Gerba is not the first to deliver a ringing indictment of the injustice of Ethiopia’s justice system. But, few have done so as eloquently and as fearlessly. His courage to speak knowing that after the dismissal of his wife from her job, his kids will go hungry without a provider underscores his commitment to a higher cause.
The words of heroes inspire as much greatness when uttered in misfortune as in times of triumph. Nearly half a century ago, addressing his executioners, after a death sentence handed down by a similar kangaroo court under trumped up charges, Lieutenant Mamo Mazemir, one of the trailblazers of Oromo emancipation, uttered those often quoted words that were seared into the minds of generations of Oromo freedom fighters:
“Please tell my children that I did not die in vain. My blood is spilled for the just cause of the Oromo people. I am certain that those who falsely convicted me, for a crime I did not commit and their rulers, will receive the appropriate judgment of Ethiopian people at this very spot I am being hanged. More importantly, sooner or later, the Oromo people will win their freedom by the struggle of its fighters.”
The year was 1966, a time of general tumult in Ethiopia, before the big storm was to hit, and a period of national renaissance in Oromo history. After a long period of lethargy, the decade saw the awakening of the Oromo nation. In the South, the Bale uprising, led by the late general Wako Gutu had shaken the foundation of the brutal feudal system loosening the grip of absentee landlords on the countryside. The Oromo spirit was being rekindled by a cultural revival in the East, thanks to the monumental contributions of the likes of the legendary Oromo singer, Ali Birra. Most importantly, the heartland of Oromia was teeming with the first pan-Oromo movement, the Macca and Tulama Association, led by general Taddese Birru.
Forty years later, faces may have changed but little else has with the behavior of Ethiopia’s rulers. The law punishes political dissent as a crime while celebrating political freedoms in its books. The ideal of living in a democratic and free society, a dream for which Mandela was prepared to die and Gerba has resolved to endure long imprisonment, has still eluded the Oromo and all people of Ethiopia.
One thing is for sure: Gerba’s speech will go down in the annals of Oromo history on par with the famous words of prisoners of conscience like Haji Robale Tura, Mamo Mezemir, Taddessa Birru, and Haji Adam Saddo.
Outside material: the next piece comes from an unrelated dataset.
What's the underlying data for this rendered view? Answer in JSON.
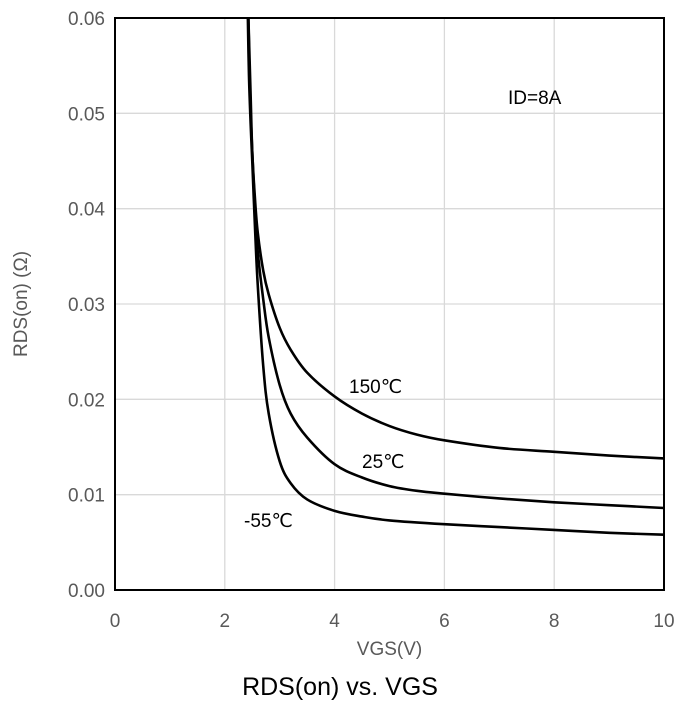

To the extent that being a self-respecting Oromo and a lover of liberty are viewed as a crime in Ethiopia, we are all guilty of this capital offence. In a way, we are all Bekele Gerba today. So long as Gerba followed in the footsteps of the pioneers, Mamo Mezemir is not dead; he lives in Bekele Gerba and the millions who strive to see freedom and justice prevail over tyranny in Ethiopia.